I’m diverse like that.
And, the best part of this particular internet thing is that there’s an app for that. On my Droid.
My new favorite habit is falling asleep while listening to my Ingrid Michealson station with head phones. I feel a little like a 12-year-old who just discovered that every song is actually about me and my life, and I just can’t suck in enough of it.
It’s kind of awesome.
And I’m really excited because it introduces me to new music. Like this song by Griffin House.
My favorite line is “You don’t need to change a thing about you babe. I’m telling you, from where I sit, you’re one of a kind.” It inspires me to use the word “babe” much more often.
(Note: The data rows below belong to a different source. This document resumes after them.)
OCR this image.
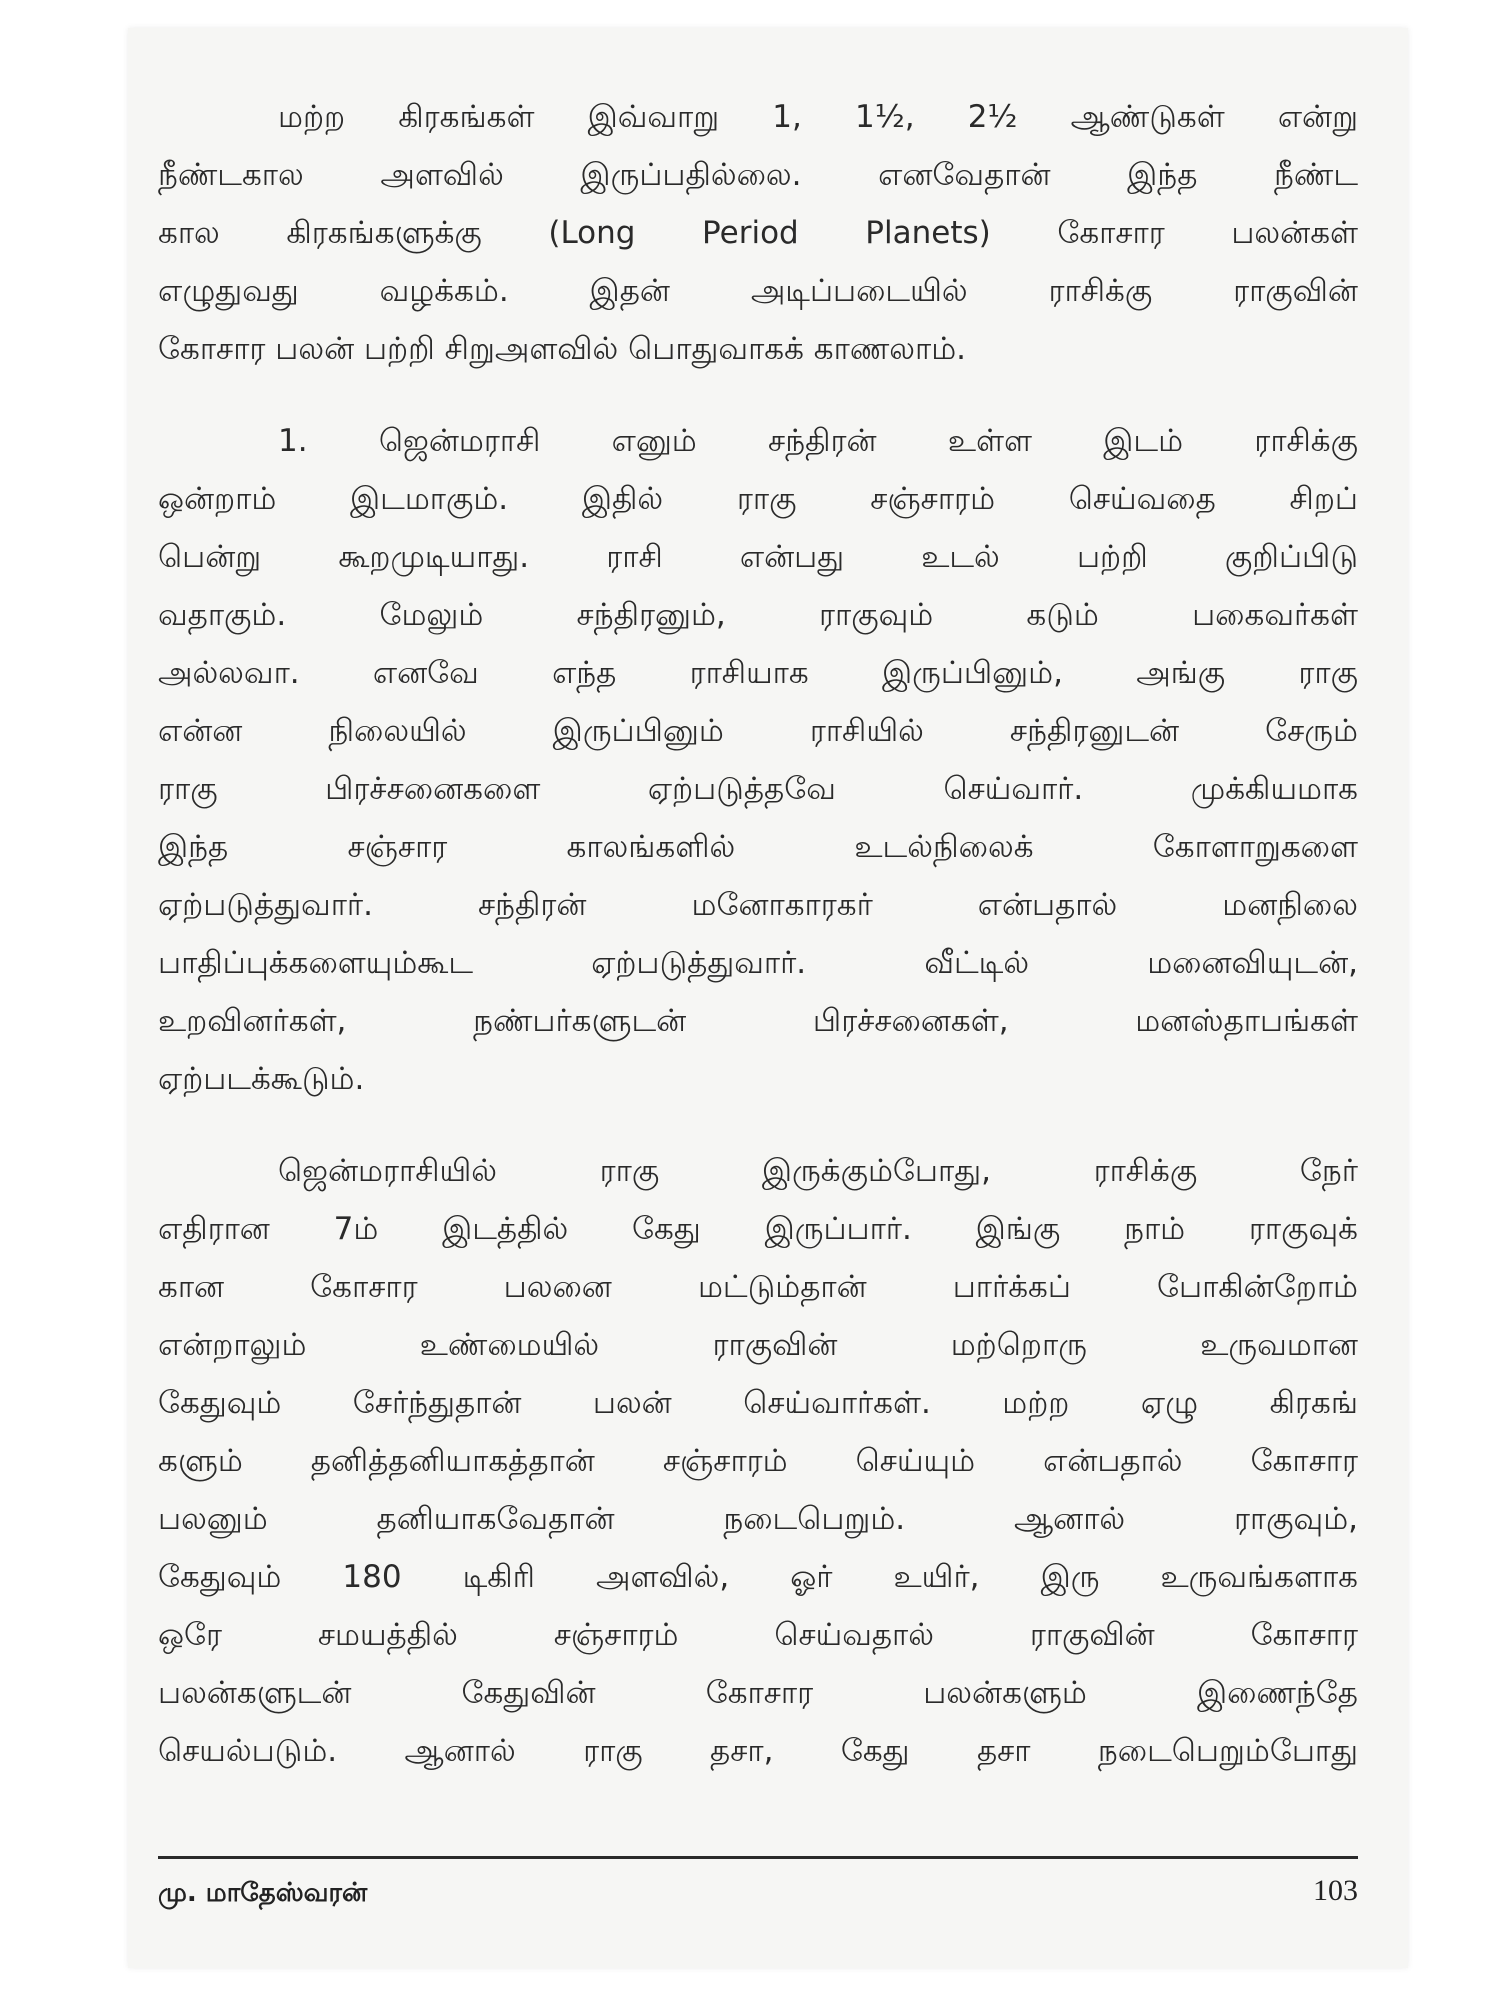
மற்ற கிரகங்கள் இவ்வாறு 1, 1½, 2½ ஆண்டுகள் என்று
நீண்டகால அளவில் இருப்பதில்லை. எனவேதான் இந்த நீண்ட
கால கிரகங்களுக்கு (Long Period Planets) கோசார பலன்கள்
எழுதுவது வழக்கம். இதன் அடிப்படையில் ராசிக்கு ராகுவின்
கோசார பலன் பற்றி சிறுஅளவில் பொதுவாகக் காணலாம்.
1. ஜென்மராசி எனும் சந்திரன் உள்ள இடம் ராசிக்கு
ஒன்றாம் இடமாகும். இதில் ராகு சஞ்சாரம் செய்வதை சிறப்
பென்று கூறமுடியாது. ராசி என்பது உடல் பற்றி குறிப்பிடு
வதாகும். மேலும் சந்திரனும், ராகுவும் கடும் பகைவர்கள்
அல்லவா. எனவே எந்த ராசியாக இருப்பினும், அங்கு ராகு
என்ன நிலையில் இருப்பினும் ராசியில் சந்திரனுடன் சேரும்
ராகு பிரச்சனைகளை ஏற்படுத்தவே செய்வார். முக்கியமாக
இந்த சஞ்சார காலங்களில் உடல்நிலைக் கோளாறுகளை
ஏற்படுத்துவார். சந்திரன் மனோகாரகர் என்பதால் மனநிலை
பாதிப்புக்களையும்கூட ஏற்படுத்துவார். வீட்டில் மனைவியுடன்,
உறவினர்கள், நண்பர்களுடன் பிரச்சனைகள், மனஸ்தாபங்கள்
ஏற்படக்கூடும்.
ஜென்மராசியில் ராகு இருக்கும்போது, ராசிக்கு நேர்
எதிரான 7ம் இடத்தில் கேது இருப்பார். இங்கு நாம் ராகுவுக்
கான கோசார பலனை மட்டும்தான் பார்க்கப் போகின்றோம்
என்றாலும் உண்மையில் ராகுவின் மற்றொரு உருவமான
கேதுவும் சேர்ந்துதான் பலன் செய்வார்கள். மற்ற ஏழு கிரகங்
களும் தனித்தனியாகத்தான் சஞ்சாரம் செய்யும் என்பதால் கோசார
பலனும் தனியாகவேதான் நடைபெறும். ஆனால் ராகுவும்,
கேதுவும் 180 டிகிரி அளவில், ஓர் உயிர், இரு உருவங்களாக
ஒரே சமயத்தில் சஞ்சாரம் செய்வதால் ராகுவின் கோசார
பலன்களுடன் கேதுவின் கோசார பலன்களும் இணைந்தே
செயல்படும். ஆனால் ராகு தசா, கேது தசா நடைபெறும்போது
மு. மாதேஸ்வரன்	103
Anyway, so ya, I love Pandora. And today I was going to go run errands and I was all “I LOVE PANDORA! So, I shall listen to it while I walk through Meijer.”
I’ve never been that person who has headphones on while I skim the sunglasses rack, (I kind of actually hate that person, because seriously, can you not move so I can get by. Oh, you can’t hear me asking you to move, can you? Dork). But then, I thought, what the hey, this could be fun.
That’s how addictions work. They start making it seem OK to do things that you once thought were totally out of your realm.
But I couldn’t even get to that point because just as I was going into Meijer, Pandora on my phone craped out and started telling me it was “having technical difficulties.”
So I had to walk around stupid Meijer listening to the pre-approved music on the overhead speakers.
How did I ever live that last 27.5 years of my life like that?